Personally, it was all I could do not to stand up and say “Yes! At last someone is talking about the problem of insipid supper conversations at monastic meals!” Up to that point I was afraid that ours was the only monastery with an abysmally low level of edifying conversation at meals. Of course it also shattered my illusions that perhaps at least at more contemplative monasteries members would somehow be imbued with a deeper level of spirituality and would live in a rarified atmosphere of profound conversations about God.

At our monastery we don’t talk about the cows, but there are times when I wonder whether talking about cows might be a scintillating change. We regularly talk about the weather of course. In fact we can manage to spend all of dinner comparing the precipitation this year and last year, the forecast for the coming week, the general accuracy of forecasts, whether the farmers need rain or sun or snow or anything else, and on and on and on.

Of course the weather is rivaled only by the popular topic of speculation about guests. Even in a monastery with frequent guests, and Benedict noted in his Rule that a monastery will never be without guests, the popular sport of wondering about guests never seems to lose its attraction. “So who is that woman over at the next table, is she a retreatant? a relative? a guest? where is she from? what does she do? how long will she be here? Even the barest piece of information can be stretched out into endless speculation with only a minimal need for actual facts.

I used to be deeply frustrated and not a little exasperated by the level of conversation. We are monastics, can’t we talk about something more profound or at least a little less trivial? But I also gradually came to notice what would happen when the same guests or retreatants whom we speculated about at length would begin to talk about their spiritual life at the supper table. People whom we didn’t know, who were only passing through, would sometimes share the most profound, intimate experiences of God’s work in their lives. Total strangers would begin sharing their deep loneliness, hunger for God, the joy of sensing a unity with the transcendent that they experienced in our chapel, on our hill, or in a spiritual direction conference. Strangely enough these conversations tended to be a little disturbing, somewhat voyeuristic, as if this guest had suddenly stripped naked or started talking about their intimate relationships with their spouse.

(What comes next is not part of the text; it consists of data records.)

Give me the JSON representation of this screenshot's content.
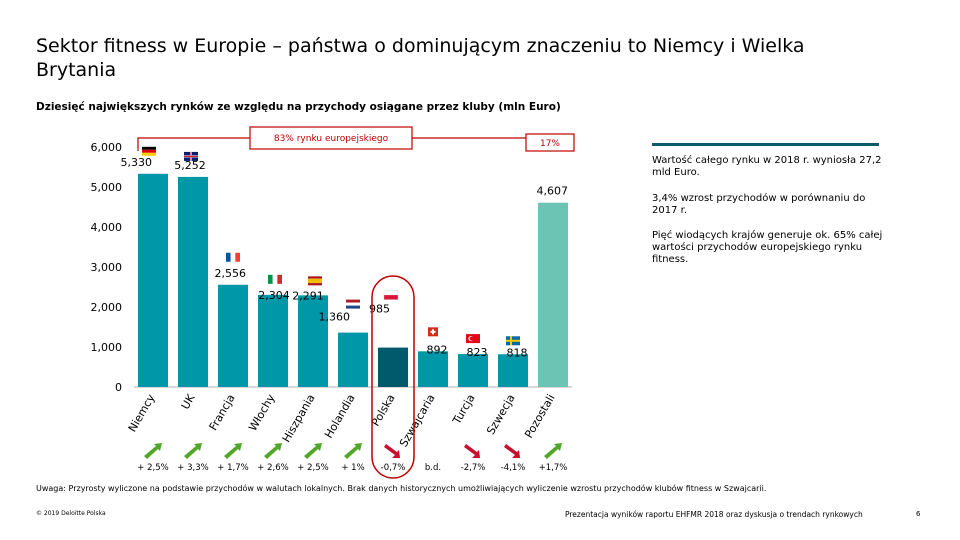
{
  "page": {
    "title": "Sektor fitness w Europie – państwa o dominującym znaczeniu to Niemcy i Wielka Brytania",
    "subtitle": "Dziesięć największych rynków ze względu na przychody osiągane przez kluby (mln Euro)"
  },
  "chart_data": {
    "type": "bar",
    "title": "Dziesięć największych rynków ze względu na przychody osiągane przez kluby (mln Euro)",
    "categories": [
      "Niemcy",
      "UK",
      "Francja",
      "Włochy",
      "Hiszpania",
      "Holandia",
      "Polska",
      "Szwajcaria",
      "Turcja",
      "Szwecja",
      "Pozostali"
    ],
    "values": [
      5330,
      5252,
      2556,
      2304,
      2291,
      1360,
      985,
      892,
      823,
      818,
      4607
    ],
    "value_labels": [
      "5,330",
      "5,252",
      "2,556",
      "2,304",
      "2,291",
      "1,360",
      "985",
      "892",
      "823",
      "818",
      "4,607"
    ],
    "growth_labels": [
      "+ 2,5%",
      "+ 3,3%",
      "+ 1,7%",
      "+ 2,6%",
      "+ 2,5%",
      "+ 1%",
      "-0,7%",
      "b.d.",
      "-2,7%",
      "-4,1%",
      "+1,7%"
    ],
    "growth_direction": [
      "up",
      "up",
      "up",
      "up",
      "up",
      "up",
      "down",
      "none",
      "down",
      "down",
      "up"
    ],
    "flags": [
      "germany-flag",
      "uk-flag",
      "france-flag",
      "italy-flag",
      "spain-flag",
      "netherlands-flag",
      "poland-flag",
      "switzerland-flag",
      "turkey-flag",
      "sweden-flag",
      ""
    ],
    "highlight_index": 6,
    "yticks": [
      "0",
      "1,000",
      "2,000",
      "3,000",
      "4,000",
      "5,000",
      "6,000"
    ],
    "ylim": [
      0,
      6000
    ],
    "bracket_main_label": "83% rynku europejskiego",
    "bracket_other_label": "17%",
    "colors": {
      "bar": "#0097a9",
      "bar_highlight": "#005a6b",
      "bar_other": "#6cc4b4",
      "bracket": "#c00000",
      "arrow_up": "#52a62a",
      "arrow_down": "#c8102e"
    }
  },
  "notes": [
    "Wartość całego rynku w 2018 r. wyniosła 27,2 mld Euro.",
    "3,4% wzrost przychodów w porównaniu do 2017 r.",
    "Pięć wiodących krajów generuje ok. 65% całej wartości przychodów europejskiego rynku fitness."
  ],
  "footer": {
    "note": "Uwaga: Przyrosty wyliczone na podstawie przychodów w walutach lokalnych. Brak danych historycznych umożliwiających wyliczenie wzrostu przychodów klubów fitness w Szwajcarii.",
    "copyright": "© 2019 Deloitte Polska",
    "right": "Prezentacja wyników raportu EHFMR 2018 oraz dyskusja o trendach rynkowych",
    "page_number": "6"
  }
}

All of us have come to the monastery to seek God. In that sense those of us who are sisters are not unusual. Most people have a relationship with God, they go to Church, read Scripture, pray and believe in the basic tenants of faith. But at the same time, as monastics we profess to be different, we intentionally put God at the center of our life and orient our life around the unseen but absolutely real presence of God. This desire for God and our willingness to lead a life so different from most other people is what drives us, sets us apart, and is the guiding principle of our life. But this seeking God, centering our life around this quest, is also deeply, profoundly personal. For those of us who have professed celibacy it is the most intimate part of our life. To us God is not a matter of belief but of relationship, God is who we know and not simply what we believe. And unlike people who visit for a little while, that relationship is meant to be absolute and exclusive.

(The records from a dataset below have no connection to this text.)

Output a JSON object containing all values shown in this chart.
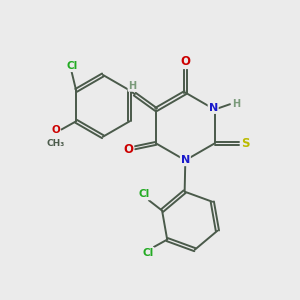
{
  "bg_color": "#ebebeb",
  "bond_color": "#4a5a4a",
  "atom_colors": {
    "O": "#cc0000",
    "N": "#1a1acc",
    "S": "#bbbb00",
    "Cl": "#22aa22",
    "H": "#7a9a7a",
    "C": "#4a5a4a"
  },
  "bond_width": 1.4,
  "font_size": 7.5
}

Perhaps that is why we talk about the weather. It isn’t easy to talk about the deepest longings of your heart over mashed potatoes. It is hard to express your most profound sense of connectedness with God in the presence of people you see in the bathroom every day. Pouring out the most intimate details of your soul and then going to a meeting about a new list of house chores can be very disconcerting. We live in community, with one another, every day, day in and day out, year after year. We share virtually every aspect of our lives. Maybe that is why it is so hard to share the deepest parts of ourselves, I don’t know, but it helps me to understand why we may need to talk about the cows or the weather.

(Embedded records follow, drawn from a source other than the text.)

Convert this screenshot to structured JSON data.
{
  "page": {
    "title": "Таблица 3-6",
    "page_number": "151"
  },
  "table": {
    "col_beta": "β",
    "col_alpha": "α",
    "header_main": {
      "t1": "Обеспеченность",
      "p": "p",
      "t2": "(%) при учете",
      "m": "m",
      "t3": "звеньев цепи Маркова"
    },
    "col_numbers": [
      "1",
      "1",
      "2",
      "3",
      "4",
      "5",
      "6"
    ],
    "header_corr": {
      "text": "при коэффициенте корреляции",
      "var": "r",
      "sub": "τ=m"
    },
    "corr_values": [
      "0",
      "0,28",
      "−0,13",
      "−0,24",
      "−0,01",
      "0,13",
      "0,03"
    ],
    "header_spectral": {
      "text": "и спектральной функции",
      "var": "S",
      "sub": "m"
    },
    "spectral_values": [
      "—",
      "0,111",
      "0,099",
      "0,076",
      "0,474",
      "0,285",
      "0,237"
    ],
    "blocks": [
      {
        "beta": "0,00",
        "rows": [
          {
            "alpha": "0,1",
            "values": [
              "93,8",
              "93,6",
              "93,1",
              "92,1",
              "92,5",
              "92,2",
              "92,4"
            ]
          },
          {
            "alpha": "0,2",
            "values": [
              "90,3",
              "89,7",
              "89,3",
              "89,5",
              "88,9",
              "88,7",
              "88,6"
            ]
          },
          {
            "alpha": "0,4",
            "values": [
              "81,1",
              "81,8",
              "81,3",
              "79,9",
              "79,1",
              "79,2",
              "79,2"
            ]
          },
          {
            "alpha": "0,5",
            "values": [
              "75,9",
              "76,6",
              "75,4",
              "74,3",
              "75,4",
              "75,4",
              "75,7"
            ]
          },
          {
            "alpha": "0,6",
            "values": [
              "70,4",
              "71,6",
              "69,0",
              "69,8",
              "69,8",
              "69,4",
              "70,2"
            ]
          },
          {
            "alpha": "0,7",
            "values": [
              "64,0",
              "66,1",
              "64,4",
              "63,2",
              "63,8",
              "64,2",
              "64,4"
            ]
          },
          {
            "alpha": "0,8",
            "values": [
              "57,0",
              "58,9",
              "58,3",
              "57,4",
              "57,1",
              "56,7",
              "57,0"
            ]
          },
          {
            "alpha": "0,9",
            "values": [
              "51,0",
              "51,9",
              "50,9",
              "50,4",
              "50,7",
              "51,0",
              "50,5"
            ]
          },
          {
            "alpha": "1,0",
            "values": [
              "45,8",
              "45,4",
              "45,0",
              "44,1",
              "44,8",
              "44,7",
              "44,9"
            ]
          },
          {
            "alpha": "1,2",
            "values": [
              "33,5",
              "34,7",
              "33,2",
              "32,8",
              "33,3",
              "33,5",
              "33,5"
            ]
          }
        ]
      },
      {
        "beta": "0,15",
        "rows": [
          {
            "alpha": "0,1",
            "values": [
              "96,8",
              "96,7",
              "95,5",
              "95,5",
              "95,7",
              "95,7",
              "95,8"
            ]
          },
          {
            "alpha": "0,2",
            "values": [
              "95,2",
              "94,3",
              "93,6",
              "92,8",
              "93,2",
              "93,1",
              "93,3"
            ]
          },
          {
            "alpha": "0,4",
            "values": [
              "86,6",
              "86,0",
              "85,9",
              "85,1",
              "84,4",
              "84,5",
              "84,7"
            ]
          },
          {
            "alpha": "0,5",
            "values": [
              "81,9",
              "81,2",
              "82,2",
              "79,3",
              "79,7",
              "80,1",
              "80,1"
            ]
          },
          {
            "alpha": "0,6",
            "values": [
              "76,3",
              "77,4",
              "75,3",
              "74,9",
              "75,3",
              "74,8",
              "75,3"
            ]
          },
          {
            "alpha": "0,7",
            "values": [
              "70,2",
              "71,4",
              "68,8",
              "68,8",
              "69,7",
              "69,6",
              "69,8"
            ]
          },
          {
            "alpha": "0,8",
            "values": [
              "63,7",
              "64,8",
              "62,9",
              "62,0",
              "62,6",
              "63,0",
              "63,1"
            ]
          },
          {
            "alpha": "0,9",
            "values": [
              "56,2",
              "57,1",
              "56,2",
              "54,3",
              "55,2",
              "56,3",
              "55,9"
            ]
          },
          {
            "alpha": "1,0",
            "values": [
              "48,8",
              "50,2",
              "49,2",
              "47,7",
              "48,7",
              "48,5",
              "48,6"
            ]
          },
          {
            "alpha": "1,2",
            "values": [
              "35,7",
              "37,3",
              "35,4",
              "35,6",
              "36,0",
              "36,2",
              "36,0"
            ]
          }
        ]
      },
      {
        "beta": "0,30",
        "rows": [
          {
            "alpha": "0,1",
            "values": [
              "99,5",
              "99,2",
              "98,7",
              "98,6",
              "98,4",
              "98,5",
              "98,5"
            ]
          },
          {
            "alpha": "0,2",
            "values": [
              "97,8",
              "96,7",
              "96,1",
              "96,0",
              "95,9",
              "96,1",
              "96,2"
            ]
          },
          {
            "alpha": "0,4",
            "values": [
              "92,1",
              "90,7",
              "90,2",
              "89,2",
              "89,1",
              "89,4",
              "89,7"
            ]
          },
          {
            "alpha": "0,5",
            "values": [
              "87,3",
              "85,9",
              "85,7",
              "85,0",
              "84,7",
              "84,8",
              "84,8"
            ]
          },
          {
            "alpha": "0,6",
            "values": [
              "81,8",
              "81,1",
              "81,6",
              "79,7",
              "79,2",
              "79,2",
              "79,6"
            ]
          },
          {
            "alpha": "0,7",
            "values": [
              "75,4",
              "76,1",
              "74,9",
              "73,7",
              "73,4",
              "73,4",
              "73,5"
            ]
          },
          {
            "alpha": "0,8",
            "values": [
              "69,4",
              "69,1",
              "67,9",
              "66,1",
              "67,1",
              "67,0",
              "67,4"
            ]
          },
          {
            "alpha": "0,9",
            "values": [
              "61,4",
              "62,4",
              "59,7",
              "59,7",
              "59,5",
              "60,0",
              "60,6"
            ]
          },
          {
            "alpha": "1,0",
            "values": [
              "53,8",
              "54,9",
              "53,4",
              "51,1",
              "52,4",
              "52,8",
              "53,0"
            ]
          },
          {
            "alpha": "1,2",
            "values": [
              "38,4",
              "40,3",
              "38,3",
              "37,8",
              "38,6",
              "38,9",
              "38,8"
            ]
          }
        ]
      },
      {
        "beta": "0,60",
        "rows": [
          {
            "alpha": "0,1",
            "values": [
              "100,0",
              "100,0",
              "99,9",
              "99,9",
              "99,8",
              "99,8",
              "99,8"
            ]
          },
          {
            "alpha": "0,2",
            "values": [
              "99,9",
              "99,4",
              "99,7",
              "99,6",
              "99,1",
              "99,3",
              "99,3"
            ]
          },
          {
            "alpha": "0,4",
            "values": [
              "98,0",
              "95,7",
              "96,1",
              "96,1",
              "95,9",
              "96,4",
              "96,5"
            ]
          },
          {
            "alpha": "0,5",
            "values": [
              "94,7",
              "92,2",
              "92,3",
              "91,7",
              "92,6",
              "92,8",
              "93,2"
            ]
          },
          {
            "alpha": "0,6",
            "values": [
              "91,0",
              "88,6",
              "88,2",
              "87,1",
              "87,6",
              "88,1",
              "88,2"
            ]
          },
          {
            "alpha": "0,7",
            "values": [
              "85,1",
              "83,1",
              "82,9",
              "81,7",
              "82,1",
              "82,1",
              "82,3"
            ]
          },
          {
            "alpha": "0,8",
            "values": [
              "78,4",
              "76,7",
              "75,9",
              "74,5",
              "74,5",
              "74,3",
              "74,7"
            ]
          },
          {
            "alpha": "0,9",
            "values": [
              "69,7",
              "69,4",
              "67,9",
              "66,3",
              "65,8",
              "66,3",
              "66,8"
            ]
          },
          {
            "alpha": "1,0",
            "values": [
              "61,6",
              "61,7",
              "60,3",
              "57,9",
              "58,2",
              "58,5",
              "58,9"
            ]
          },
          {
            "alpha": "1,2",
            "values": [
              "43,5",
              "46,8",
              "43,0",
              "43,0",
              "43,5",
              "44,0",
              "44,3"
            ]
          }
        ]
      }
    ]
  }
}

Benedict, who as always was very wise, mandated table reading in his monastery. A reader, someone who could “edify” the hearers and not just anyone who picked up a book, would read appropriate material at the meals and the monks would keep silence. We don’t do that anymore, we tend to think that this practice is detrimental to the building up of relationships in community. Perhaps. Our world certainly has little in common with Benedict’s. But Benedict also knew that the interior landscape of our heart is a very fragile place, this deep interior space where God comes to dwell cannot stand too much traffic, the heavy footprints, poking and prodding of expression, our relationship with God, grows best away from the forced intimacy of casual conversation.